My bank’s website is down
My bank’s website is down, and that’s pathetic. From my work as an IT professional I am fully cognisant of the impossibility of 100% up-time. Software breaks, and systems fail. Ѕhit happens. But I rather think a bank can afford two servers, not to mention enough IT staff to roster on for weekends. You upgrade your servers one at a time, so that if everything goes pear-shaped you just divert traffic away from the screw-up.
Ultimately, banks only provide three services: authentication, authorisation and bookkeeping. If these sound familiar, that’s because authorisation and authentication are the foundation of any security management system, including the one in the dotnet framework.
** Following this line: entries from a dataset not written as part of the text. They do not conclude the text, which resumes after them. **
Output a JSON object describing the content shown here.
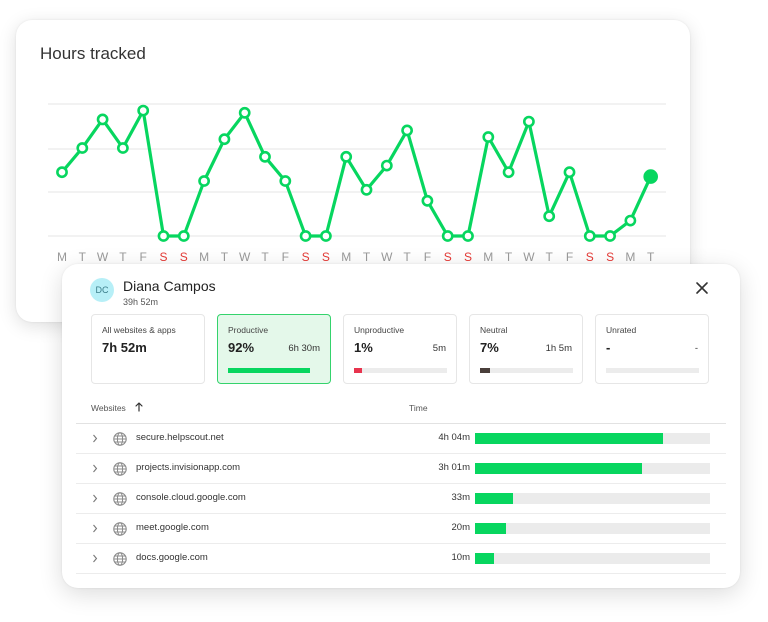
{
  "chart": {
    "title": "Hours tracked",
    "line_color": "#07d65f",
    "weekday_color": "#9a9a9a",
    "weekend_color": "#e53935"
  },
  "chart_data": {
    "type": "line",
    "title": "Hours tracked",
    "x": [
      "M",
      "T",
      "W",
      "T",
      "F",
      "S",
      "S",
      "M",
      "T",
      "W",
      "T",
      "F",
      "S",
      "S",
      "M",
      "T",
      "W",
      "T",
      "F",
      "S",
      "S",
      "M",
      "T",
      "W",
      "T",
      "F",
      "S",
      "S",
      "M",
      "T"
    ],
    "weekend": [
      false,
      false,
      false,
      false,
      false,
      true,
      true,
      false,
      false,
      false,
      false,
      false,
      true,
      true,
      false,
      false,
      false,
      false,
      false,
      true,
      true,
      false,
      false,
      false,
      false,
      false,
      true,
      true,
      false,
      false
    ],
    "series": [
      {
        "values": [
          2.9,
          4.0,
          5.3,
          4.0,
          5.7,
          0.0,
          0.0,
          2.5,
          4.4,
          5.6,
          3.6,
          2.5,
          0.0,
          0.0,
          3.6,
          2.1,
          3.2,
          4.8,
          1.6,
          0.0,
          0.0,
          4.5,
          2.9,
          5.2,
          0.9,
          2.9,
          0.0,
          0.0,
          0.7,
          2.7
        ]
      }
    ],
    "ylim": [
      0,
      6
    ],
    "grid": true
  },
  "user": {
    "initials": "DC",
    "name": "Diana Campos",
    "total": "39h 52m"
  },
  "stats": [
    {
      "label": "All websites & apps",
      "value": "7h 52m",
      "time": "",
      "fraction": null,
      "color": ""
    },
    {
      "label": "Productive",
      "value": "92%",
      "time": "6h 30m",
      "fraction": 0.88,
      "color": "#07d65f"
    },
    {
      "label": "Unproductive",
      "value": "1%",
      "time": "5m",
      "fraction": 0.09,
      "color": "#e8344e"
    },
    {
      "label": "Neutral",
      "value": "7%",
      "time": "1h 5m",
      "fraction": 0.11,
      "color": "#4a3f3b"
    },
    {
      "label": "Unrated",
      "value": "-",
      "time": "-",
      "fraction": 0.0,
      "color": ""
    }
  ],
  "table": {
    "col_websites": "Websites",
    "col_time": "Time",
    "rows": [
      {
        "site": "secure.helpscout.net",
        "time": "4h 04m",
        "fraction": 0.8
      },
      {
        "site": "projects.invisionapp.com",
        "time": "3h 01m",
        "fraction": 0.71
      },
      {
        "site": "console.cloud.google.com",
        "time": "33m",
        "fraction": 0.16
      },
      {
        "site": "meet.google.com",
        "time": "20m",
        "fraction": 0.13
      },
      {
        "site": "docs.google.com",
        "time": "10m",
        "fraction": 0.08
      }
    ]
  }
}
Once upon a time, banks provided real services. In particular, a big lock-up to put your gold in: a big armoured fireproof vault with a sodding great lock requiring multiple keys too far apart for single person operation, and time-locks and so forth. Now, they mostly serve as privatised tax collectors.
Every server in the IT universe can do authentication and authorisation. So why are we paying banks to do something you can get from a cheap machine? As they say in crime novels, if you want to know what’s really going on, follow the money.
Back when they really did provide an essential service, banks got thoroughly entrenched, operationally and psychologically in the minds, hearts and wallets of all the first world nations.
Large, slow-moving and thoroughly cashed-up, they provide easy targets for grasping governments. Politicians may be self-serving, but they aren’t as dumb as they pretend. They farm banks, giving them privileges enshrined in law to guarantee they grow fat, regulating them so they can’t run away, and milking them like mad. Better yet, once you retire from parliament, you can augment your meagre stipend by working on the board of a major bank or three.
As a result, governments regard finding an effective way to avoid using banks as a kind of tax evasion, which is pretty much what it is.
So, it’s hard to hate the banks. They’re just cattle, kept so the farmer doesn’t have to eat the grass.
In the meantime, they could at least provide the services they’re paid for.